Fachärzte-Sperre im Landkreis Karlsruhe

Die aussterbende „Spezies“ Hausärzte ist das eine Problem, die andere „Baustelle“ ist der Mangel an Fachärzten in Bretten. Das wurde immer wieder auch durch Äußerungen aus dem Publikum deutlich. Sogar zum Röntgen und zum Kinderarzt müsse man weite Wege in Kauf nehmen, ärgerten sich viele Bürger. Das Problem liegt dabei vor allem auch in der Lage Brettens am Rand des Landkreises Karlsruhe begründet. Dieser hat laut der Bedarfsplanung der Kassenärztlichen Vereinigung eine vollkommen ausreichende Versorgung mit Fachärzten und ist daher für eine Neuansiedlung von diesen spezialisierten Medizinern gesperrt. Das Problem ist dabei die großflächige Bedarfsplanung, die für den gesamten Landkreis gilt. Daher können insgesamt im Landkreis zwar genug Fachärzte vorhanden sein, in speziellen Gemeinden, wie in Bretten, kann aber dennoch ein Mangel entstehen. Man könne da wenig erreichen, da dies Sache des Bundes ist, betonten unisono die Landtagsabgeordneten Schwarz und Kössler. Doch wie kann man Fachärzte trotz Sperre nach Bretten holen? Nur durch das Abwerben von bereits niedergelassenen Fachärzten im Landkreis Karlsruhe. Und da sollen, laut Metzger, vor allem der Neubau der Rechbergklink und das „Konzept Rechberg“, das bereits vom Kreistag die Zustimmung erhalten hat, helfen. Das Konzept sieht laut Metzger bekanntermaßen unter anderem den Bau eines Fachärztehauses vor, von dem die BiR und auch die Regionale Kliniken Holding (RKH) große Synergieeffekte erwarten. So soll das Ärztehaus durch einen Verbindungstrakt an den Neubau der Rechbergklink angeschlossen werden. Dies nütze sowohl dem Krankenhaus als auch den hoffentlich dort entstehenden Facharztpraxen. Man habe auch bereits einen Investor an der Hand. „Das Fachärztehaus muss zeitnah realisiert werden, und die Ärzte müssen Klarheit bekommen, wie das Haus aussehen wird und zu welchen Konditionen eine Niederlassung möglich ist. Schon im März werden konkretisierende Planungskonzepte durch einen von der BI vermittelten Investor entwickelt“, so Metzger. Das Konzept werde dabei in engem Kontakt mit der RKH und der Stadt entwickelt, so der Alt-OB. Man habe als attraktives Mittelzentrum und dann mit einem neuen Fachärztehaus sowie dem aufwändigen Neubau der Rechbergklinik Pfunde an der Hand, mit denen man bei den Fachärzten werben könne, so Metzger. „Wir müssen unsere Standortqualität herausstellen.“

"Sie haben jetzt die Chance nach vorne zu gehen"

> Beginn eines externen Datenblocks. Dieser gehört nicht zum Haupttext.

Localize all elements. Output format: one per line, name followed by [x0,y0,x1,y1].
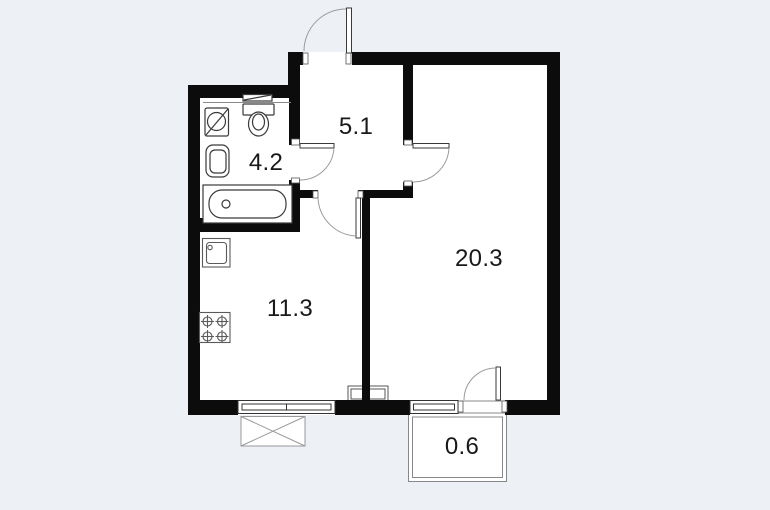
room-label-kitchen: 11.3 [267,295,313,322]
shelf-icon [243,95,272,102]
kitchen-window [238,401,335,414]
floor-plan-svg: 4.2 5.1 11.3 20.3 0.6 [0,0,770,510]
room-label-hallway: 5.1 [339,113,373,140]
washing-machine-icon [205,108,229,136]
entrance-door [304,8,352,53]
sink-icon [206,145,229,177]
room-label-balcony: 0.6 [445,433,479,460]
ac-basket-icon [241,417,305,447]
room-label-bathroom: 4.2 [249,149,283,176]
floor-plan: 4.2 5.1 11.3 20.3 0.6 [0,0,770,510]
kitchen-sink-icon [203,239,231,268]
living-room-window [410,401,458,414]
bathtub-icon [203,185,292,223]
room-label-living-room: 20.3 [455,245,503,272]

Und diese „Sache“ wolle man angehen, betonte Oberbürgermeister Martin Wolff, der zwar nicht auf dem Podium, dafür aber in der ersten Reihe der Zuhörer saß. „Bei den Fachärzten sieht es an der ‚Front‘ einfach ein bisschen anders aus, als von der KVBW beschrieben.“ Einige Fachärzte würden in Bretten einfach fehlen. Für das Ärztehaus, egal wo es dann entsteht, müsse nun erst einmal der Bedarf der Ärzte ermittelt werden, erklärte Wolff. In dieser Sache sei man schon aktiv. So haben Ärzte und Gesundheitsdienstleister im Raum Bretten in diesen Tagen ein abgestimmtes Anschreiben erhalten, um deren Bedarf und Wünsche abzuklären. Erste Rückmeldungen seien schon eingetroffen. Mut sollten dann auch noch einmal die abschließenden Worte von Hinz machen: „Sie haben jetzt die Chance, mit einem neuen Konzept nach vorne zu gehen und ein attraktiver Standort für Ärzte zu werden."